I grab a huge wad of papers out of the glove compartment and hand it to him—I figure he knows better than I do what he wants. I also hand him my license that lists my home address as the place I lived a couple lifetimes ago.

“Did you not see that car?”

“What’s that?”

“The car you almost ran into. You not see him? Are your mirrors adjusted properly?”

“Yeah, I uh, I think they are—I can see. Are you talking about that green car?”

“I don’t know what color it was.”

“The SUV?”

“I don’t know. The one you almost hit. He had to slam on his brakes.”

I didn’t mention that the guy in the green SUV had seemed to be letting me in, which actually would require braking.

“Just wait right here,” he said, and walked back to his motorcycle. I should mention now that it is unbelievably hard to resist saying “Say—that’s a nice bike,” to a motorcycle cop, Terminator 2-style.
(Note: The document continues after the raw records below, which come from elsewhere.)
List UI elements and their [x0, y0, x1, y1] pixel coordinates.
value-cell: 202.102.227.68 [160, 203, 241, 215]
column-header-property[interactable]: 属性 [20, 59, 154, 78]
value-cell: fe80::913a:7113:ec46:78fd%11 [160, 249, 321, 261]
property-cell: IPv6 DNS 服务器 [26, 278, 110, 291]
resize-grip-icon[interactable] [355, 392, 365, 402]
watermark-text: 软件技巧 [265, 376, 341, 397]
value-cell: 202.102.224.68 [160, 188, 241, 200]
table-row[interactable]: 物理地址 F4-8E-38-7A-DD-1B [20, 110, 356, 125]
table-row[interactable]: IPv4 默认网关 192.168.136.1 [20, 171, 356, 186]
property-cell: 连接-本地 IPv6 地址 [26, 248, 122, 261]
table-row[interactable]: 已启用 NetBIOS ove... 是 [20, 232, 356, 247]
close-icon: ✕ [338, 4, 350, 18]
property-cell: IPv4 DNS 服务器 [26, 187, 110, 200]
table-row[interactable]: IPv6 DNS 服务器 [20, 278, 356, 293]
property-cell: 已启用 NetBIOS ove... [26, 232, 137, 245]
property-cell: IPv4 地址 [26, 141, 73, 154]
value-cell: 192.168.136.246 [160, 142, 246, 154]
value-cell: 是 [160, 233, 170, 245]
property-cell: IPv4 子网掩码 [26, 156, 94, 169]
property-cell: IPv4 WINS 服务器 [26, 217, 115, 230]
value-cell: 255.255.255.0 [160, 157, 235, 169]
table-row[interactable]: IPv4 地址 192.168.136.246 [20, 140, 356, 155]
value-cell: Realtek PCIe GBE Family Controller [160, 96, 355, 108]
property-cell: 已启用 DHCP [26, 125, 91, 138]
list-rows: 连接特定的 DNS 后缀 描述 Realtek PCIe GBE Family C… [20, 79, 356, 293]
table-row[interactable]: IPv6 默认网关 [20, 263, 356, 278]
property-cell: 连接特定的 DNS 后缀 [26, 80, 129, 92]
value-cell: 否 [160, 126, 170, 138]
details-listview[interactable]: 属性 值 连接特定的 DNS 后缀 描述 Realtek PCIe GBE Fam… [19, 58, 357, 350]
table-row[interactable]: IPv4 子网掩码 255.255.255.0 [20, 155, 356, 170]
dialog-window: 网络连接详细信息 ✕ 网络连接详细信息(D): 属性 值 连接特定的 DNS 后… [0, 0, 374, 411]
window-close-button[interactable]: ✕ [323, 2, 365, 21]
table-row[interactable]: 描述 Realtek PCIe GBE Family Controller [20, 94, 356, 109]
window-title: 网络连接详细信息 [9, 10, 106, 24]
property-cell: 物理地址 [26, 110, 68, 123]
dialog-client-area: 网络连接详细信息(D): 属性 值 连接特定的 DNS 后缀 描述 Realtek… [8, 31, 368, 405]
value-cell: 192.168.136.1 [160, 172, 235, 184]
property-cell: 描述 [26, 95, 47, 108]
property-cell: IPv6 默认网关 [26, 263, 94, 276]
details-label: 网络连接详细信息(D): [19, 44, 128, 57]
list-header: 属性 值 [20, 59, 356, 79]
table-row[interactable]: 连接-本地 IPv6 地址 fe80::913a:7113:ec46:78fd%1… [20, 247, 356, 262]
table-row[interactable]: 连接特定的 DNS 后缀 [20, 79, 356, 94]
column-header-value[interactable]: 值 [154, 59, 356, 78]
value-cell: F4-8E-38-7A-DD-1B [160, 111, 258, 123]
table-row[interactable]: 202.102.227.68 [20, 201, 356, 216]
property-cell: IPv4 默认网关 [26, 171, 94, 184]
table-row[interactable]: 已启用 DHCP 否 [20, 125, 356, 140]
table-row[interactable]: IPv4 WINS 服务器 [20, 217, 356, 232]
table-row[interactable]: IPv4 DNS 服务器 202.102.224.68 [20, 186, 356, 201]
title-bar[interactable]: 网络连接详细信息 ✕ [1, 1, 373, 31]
He stands back there talking on his shoulder radio, I’m just sitting there melting and shit. I should mention that there’s actually another truck pulled over about fifty yards behind me—some other truck that got stopped by some other cop. That other truck, he got a cop that had a real car and everything. So the motorcycle cop, I see him walking back there. He goes back and talks to that car cop for a long time about something, I don’t know what. And then he comes walking back, hangs out next to his motorcycle for a while, I don’t know what the hell he’s doing. Just chilling.
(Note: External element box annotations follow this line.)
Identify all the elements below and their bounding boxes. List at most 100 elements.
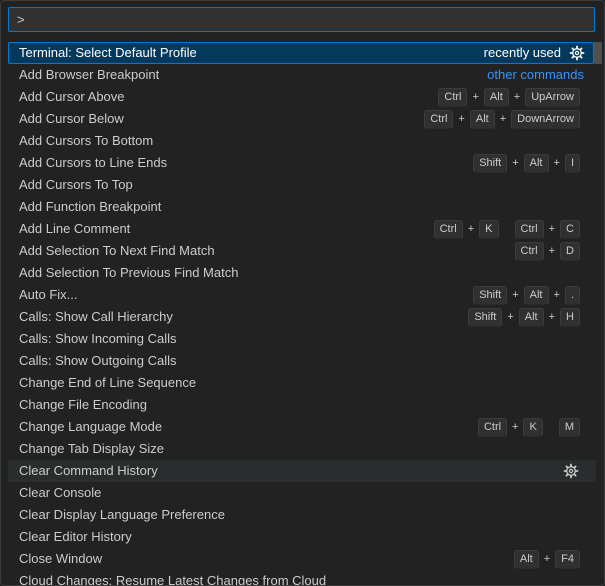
list-item[interactable]: Clear Command History [8, 460, 596, 482]
command-palette: Terminal: Select Default Profile recentl… [0, 0, 605, 586]
keybinding: Ctrl + Alt + DownArrow [424, 108, 580, 130]
keybinding: Shift + Alt + I [473, 152, 580, 174]
key-cap: I [564, 153, 580, 173]
command-input-box[interactable] [8, 7, 595, 32]
keybinding: Ctrl + K M [477, 416, 580, 438]
key-separator: + [548, 245, 556, 257]
command-label: Change File Encoding [19, 397, 147, 412]
list-item[interactable]: Clear Editor History [1, 526, 604, 548]
command-label: Clear Editor History [19, 529, 132, 544]
gear-icon[interactable] [569, 45, 585, 61]
key-separator: + [499, 113, 507, 125]
list-item[interactable]: Clear Display Language Preference [1, 504, 604, 526]
key-separator: + [512, 421, 519, 433]
list-item[interactable]: Add Function Breakpoint [1, 196, 604, 218]
key-separator: + [512, 289, 519, 301]
command-label: Calls: Show Call Hierarchy [19, 309, 173, 324]
key-cap: Ctrl [424, 109, 454, 129]
key-separator: + [513, 91, 521, 103]
recently-used-tag: recently used [483, 45, 561, 60]
key-cap: M [558, 417, 580, 437]
key-cap: Ctrl [514, 241, 544, 261]
key-separator: + [553, 289, 560, 301]
key-separator: + [507, 311, 514, 323]
key-cap: K [479, 219, 499, 239]
command-label: Clear Display Language Preference [19, 507, 225, 522]
gear-icon[interactable] [563, 463, 579, 479]
list-item[interactable]: Auto Fix... Shift + Alt +. [1, 284, 604, 306]
key-separator: + [548, 311, 556, 323]
list-item[interactable]: Change File Encoding [1, 394, 604, 416]
key-separator: + [553, 157, 560, 169]
keybinding: Ctrl + Alt + UpArrow [438, 86, 580, 108]
scrollbar-thumb[interactable] [594, 42, 602, 64]
keybinding [563, 460, 579, 482]
list-item[interactable]: Add Line Comment Ctrl + K Ctrl + C [1, 218, 604, 240]
key-separator: + [543, 553, 551, 565]
key-cap: Ctrl [438, 87, 468, 107]
list-item[interactable]: Add Cursor Below Ctrl + Alt + DownArrow [1, 108, 604, 130]
keybinding: Shift + Alt + H [468, 306, 580, 328]
key-cap: Ctrl [514, 219, 544, 239]
list-item[interactable]: Add Cursors to Line Ends Shift + Alt + I [1, 152, 604, 174]
command-label: Change End of Line Sequence [19, 375, 197, 390]
command-input[interactable] [9, 8, 594, 31]
key-separator: + [458, 113, 465, 125]
other-commands-label: other commands [487, 67, 584, 82]
list-item[interactable]: Add Cursors To Top [1, 174, 604, 196]
command-label: Add Cursors To Bottom [19, 133, 154, 148]
key-cap: Shift [468, 307, 503, 327]
key-cap: Alt [523, 285, 549, 305]
keybinding: Ctrl + K Ctrl + C [433, 218, 580, 240]
list-item[interactable]: Change End of Line Sequence [1, 372, 604, 394]
key-cap: Shift [473, 153, 508, 173]
command-label: Add Browser Breakpoint [19, 67, 160, 82]
list-item[interactable]: Calls: Show Outgoing Calls [1, 350, 604, 372]
list-item[interactable]: Change Tab Display Size [1, 438, 604, 460]
command-label: Change Tab Display Size [19, 441, 165, 456]
list-item[interactable]: Add Selection To Previous Find Match [1, 262, 604, 284]
command-label: Change Language Mode [19, 419, 163, 434]
list-item[interactable]: Cloud Changes: Resume Latest Changes fro… [1, 570, 604, 586]
command-label: Add Function Breakpoint [19, 199, 162, 214]
command-label: Terminal: Select Default Profile [19, 45, 197, 60]
key-cap: . [564, 285, 580, 305]
list-item[interactable]: Add Cursors To Bottom [1, 130, 604, 152]
key-cap: Alt [469, 109, 495, 129]
command-label: Add Selection To Next Find Match [19, 243, 215, 258]
list-item[interactable]: Add Browser Breakpoint other commands [1, 64, 604, 86]
list-item[interactable]: Add Cursor Above Ctrl + Alt + UpArrow [1, 86, 604, 108]
key-cap: DownArrow [511, 109, 580, 129]
key-cap: Alt [523, 153, 549, 173]
key-cap: H [560, 307, 580, 327]
list-item-selected[interactable]: Terminal: Select Default Profile recentl… [8, 42, 594, 64]
key-cap: Alt [518, 307, 544, 327]
list-item[interactable]: Add Selection To Next Find Match Ctrl + D [1, 240, 604, 262]
key-cap: Shift [473, 285, 508, 305]
command-label: Add Cursors To Top [19, 177, 133, 192]
key-cap: K [523, 417, 543, 437]
list-item[interactable]: Close Window Alt + F4 [1, 548, 604, 570]
command-label: Cloud Changes: Resume Latest Changes fro… [19, 573, 327, 586]
command-label: Close Window [19, 551, 103, 566]
command-label: Add Cursors to Line Ends [19, 155, 168, 170]
keybinding: Alt + F4 [513, 548, 580, 570]
key-cap: Alt [513, 549, 539, 569]
list-item[interactable]: Change Language Mode Ctrl + K M [1, 416, 604, 438]
command-label: Clear Command History [19, 463, 158, 478]
command-label: Add Cursor Below [19, 111, 124, 126]
list-item[interactable]: Clear Console [1, 482, 604, 504]
command-label: Clear Console [19, 485, 102, 500]
list-item[interactable]: Calls: Show Call Hierarchy Shift + Alt + H [1, 306, 604, 328]
key-separator: + [472, 91, 479, 103]
command-list: Terminal: Select Default Profile recentl… [1, 42, 604, 586]
key-cap: Ctrl [477, 417, 508, 437]
key-cap: D [560, 241, 580, 261]
key-cap: F4 [555, 549, 580, 569]
key-cap: UpArrow [525, 87, 580, 107]
key-separator: + [467, 223, 475, 235]
command-label: Auto Fix... [19, 287, 78, 302]
command-label: Add Cursor Above [19, 89, 125, 104]
list-item[interactable]: Calls: Show Incoming Calls [1, 328, 604, 350]
keybinding: Ctrl + D [514, 240, 580, 262]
As we’re sitting there like that, I’m just sort of watching the traffic. This is traffic with two cops sitting right there on the side of the road, mind you. While I’m sitting there, I see this kid in a Jeep come to a literal screeching halt, veering off into the ditch to avoid hitting the car in front of him. I see a car that tries to run the yellow and doesn’t make it, ending up stopped in the middle of the intersection, blocking cross-traffic for a good minute, at least. And I see a school bus blatantly run a red light. I’ve seen this happen before, but back then, I thought it was because the guy couldn’t stop in time, so just had to run it. This guy, he just didn’t want to stop. It wasn’t yellow, it hadn’t been yellow, nothin’. Red. Light. Bus—vroom! Right through it, packed full of little kids.
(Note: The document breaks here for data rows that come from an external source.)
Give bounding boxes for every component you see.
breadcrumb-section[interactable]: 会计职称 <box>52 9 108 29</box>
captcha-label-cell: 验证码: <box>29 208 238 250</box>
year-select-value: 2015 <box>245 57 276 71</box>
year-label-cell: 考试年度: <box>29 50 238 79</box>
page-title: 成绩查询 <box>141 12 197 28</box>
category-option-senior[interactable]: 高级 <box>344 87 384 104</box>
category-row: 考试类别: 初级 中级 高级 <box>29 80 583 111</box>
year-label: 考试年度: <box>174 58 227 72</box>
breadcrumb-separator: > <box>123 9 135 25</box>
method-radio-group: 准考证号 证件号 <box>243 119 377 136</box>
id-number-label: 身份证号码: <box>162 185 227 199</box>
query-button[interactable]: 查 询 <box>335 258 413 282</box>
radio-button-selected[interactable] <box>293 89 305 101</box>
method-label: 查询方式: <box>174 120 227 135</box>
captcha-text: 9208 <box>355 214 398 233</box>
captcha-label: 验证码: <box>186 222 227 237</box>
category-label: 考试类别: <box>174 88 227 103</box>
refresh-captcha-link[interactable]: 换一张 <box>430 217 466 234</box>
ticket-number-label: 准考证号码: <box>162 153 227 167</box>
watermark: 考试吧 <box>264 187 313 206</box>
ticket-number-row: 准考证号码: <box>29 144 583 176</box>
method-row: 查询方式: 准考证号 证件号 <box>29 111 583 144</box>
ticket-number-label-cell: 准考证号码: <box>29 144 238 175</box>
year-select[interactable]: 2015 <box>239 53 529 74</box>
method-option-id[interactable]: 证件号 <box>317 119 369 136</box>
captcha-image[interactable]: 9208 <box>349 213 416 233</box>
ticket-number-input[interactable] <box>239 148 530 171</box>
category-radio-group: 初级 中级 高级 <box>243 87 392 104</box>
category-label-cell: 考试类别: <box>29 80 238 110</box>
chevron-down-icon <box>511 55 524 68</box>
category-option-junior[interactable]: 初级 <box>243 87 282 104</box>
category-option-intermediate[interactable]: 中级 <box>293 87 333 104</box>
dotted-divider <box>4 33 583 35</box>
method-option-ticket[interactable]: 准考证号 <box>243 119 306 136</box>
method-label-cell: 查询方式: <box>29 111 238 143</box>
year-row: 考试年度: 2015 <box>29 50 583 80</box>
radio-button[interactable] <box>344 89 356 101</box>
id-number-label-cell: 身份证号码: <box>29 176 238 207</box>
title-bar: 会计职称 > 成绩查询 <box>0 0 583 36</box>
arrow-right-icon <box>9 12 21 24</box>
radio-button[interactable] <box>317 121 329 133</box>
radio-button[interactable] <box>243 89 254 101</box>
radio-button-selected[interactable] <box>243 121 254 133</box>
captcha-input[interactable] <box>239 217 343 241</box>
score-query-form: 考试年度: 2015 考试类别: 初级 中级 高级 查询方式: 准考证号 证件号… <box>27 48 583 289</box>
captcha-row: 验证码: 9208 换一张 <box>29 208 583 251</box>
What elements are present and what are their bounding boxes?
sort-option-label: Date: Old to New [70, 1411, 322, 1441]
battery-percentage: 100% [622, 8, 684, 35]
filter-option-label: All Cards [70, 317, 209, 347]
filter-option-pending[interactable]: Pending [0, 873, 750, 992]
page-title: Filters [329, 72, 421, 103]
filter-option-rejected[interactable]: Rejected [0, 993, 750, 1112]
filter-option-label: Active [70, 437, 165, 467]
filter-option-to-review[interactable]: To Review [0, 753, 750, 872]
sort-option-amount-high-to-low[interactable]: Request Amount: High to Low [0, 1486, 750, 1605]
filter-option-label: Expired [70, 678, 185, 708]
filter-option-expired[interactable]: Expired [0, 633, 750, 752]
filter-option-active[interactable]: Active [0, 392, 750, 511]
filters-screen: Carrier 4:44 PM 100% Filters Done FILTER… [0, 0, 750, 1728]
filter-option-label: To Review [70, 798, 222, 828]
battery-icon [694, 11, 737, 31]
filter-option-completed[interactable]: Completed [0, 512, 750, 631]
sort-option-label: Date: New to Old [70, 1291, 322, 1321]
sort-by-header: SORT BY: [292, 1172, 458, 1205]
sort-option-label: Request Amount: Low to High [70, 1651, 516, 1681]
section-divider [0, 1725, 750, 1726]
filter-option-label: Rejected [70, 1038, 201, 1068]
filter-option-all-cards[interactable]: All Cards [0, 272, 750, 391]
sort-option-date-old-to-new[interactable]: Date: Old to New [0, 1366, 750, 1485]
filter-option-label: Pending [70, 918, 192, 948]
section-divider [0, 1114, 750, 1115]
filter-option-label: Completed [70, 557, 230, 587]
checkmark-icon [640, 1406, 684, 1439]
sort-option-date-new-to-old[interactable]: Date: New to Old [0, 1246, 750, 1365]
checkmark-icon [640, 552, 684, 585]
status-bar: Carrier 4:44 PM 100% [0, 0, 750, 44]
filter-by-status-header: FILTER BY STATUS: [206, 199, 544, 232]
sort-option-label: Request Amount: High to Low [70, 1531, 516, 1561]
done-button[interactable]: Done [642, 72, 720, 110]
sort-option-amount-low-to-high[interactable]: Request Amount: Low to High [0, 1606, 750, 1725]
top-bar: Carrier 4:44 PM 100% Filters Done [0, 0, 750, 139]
The cop, he starts checking out my license again. It is a good photo, I admit, but damn.

Then he starts walking around my truck, like checking it out. This is when I realize that I’m going to jail, because this truck is an absolute piece of shit. Maybe it has to actually be running before you can appreciate what a health violation it is, though, because he acted like everything was fine, except for the out-of-date registration sticker.

“You have one of these that’s current?” He asks.

“Yes.” I pull it out form under a stack of papers and hand it to him. I think that caught him by surprise, actually. Who carries their sticker around with them, I guess.

Finally the other cop—the car cop—lets his truck driver go, and comes up to where I’m at. The two of them sit back there and talk about some stuff—probably about my huge muscles, but I’m just guessing. Then the car cop comes walking up to the window, and grabs my door handle. Shit, man, I know what comes next:

“Could you step out of the vehicle, please? Just have a seat on the curb right there? So where you headed? How much you had to drink?” Blah blah blah, jail.

Except I haven’t been drinking, and he just looks at the side of the door. “Need your V I N number,” he explains.

“Ah.” I think he probably just wanted to see my giant muscles for himself.

Motorcycle cop comes back up a couple minutes later, gives me a warning, let’s me go. “This is just a warning, because of an unsafe movement to the right.”

“Okay.”

“Try to drive more carefully in the future.”

“Okay.”

And then I’m gone.

Bittersweet, baby. I’m grateful that I didn’t get a ticket, let me just leave it at that. You know what? I’m not leaving it at that.

Out of all the totally insane drivers, I get picked out for “unsafe movement to the right?” I am one of the most cautious drivers in this city, I shit you not. When other Austin drivers ride with me, they laugh at me because I’m so careful. They make lame-ass jokes at my expense and at the expense of my cautious driving. I didn’t cut that guy off, cop. You know it.

Let’s just quit playing games—this was about my enormous muscles, wasn’t it?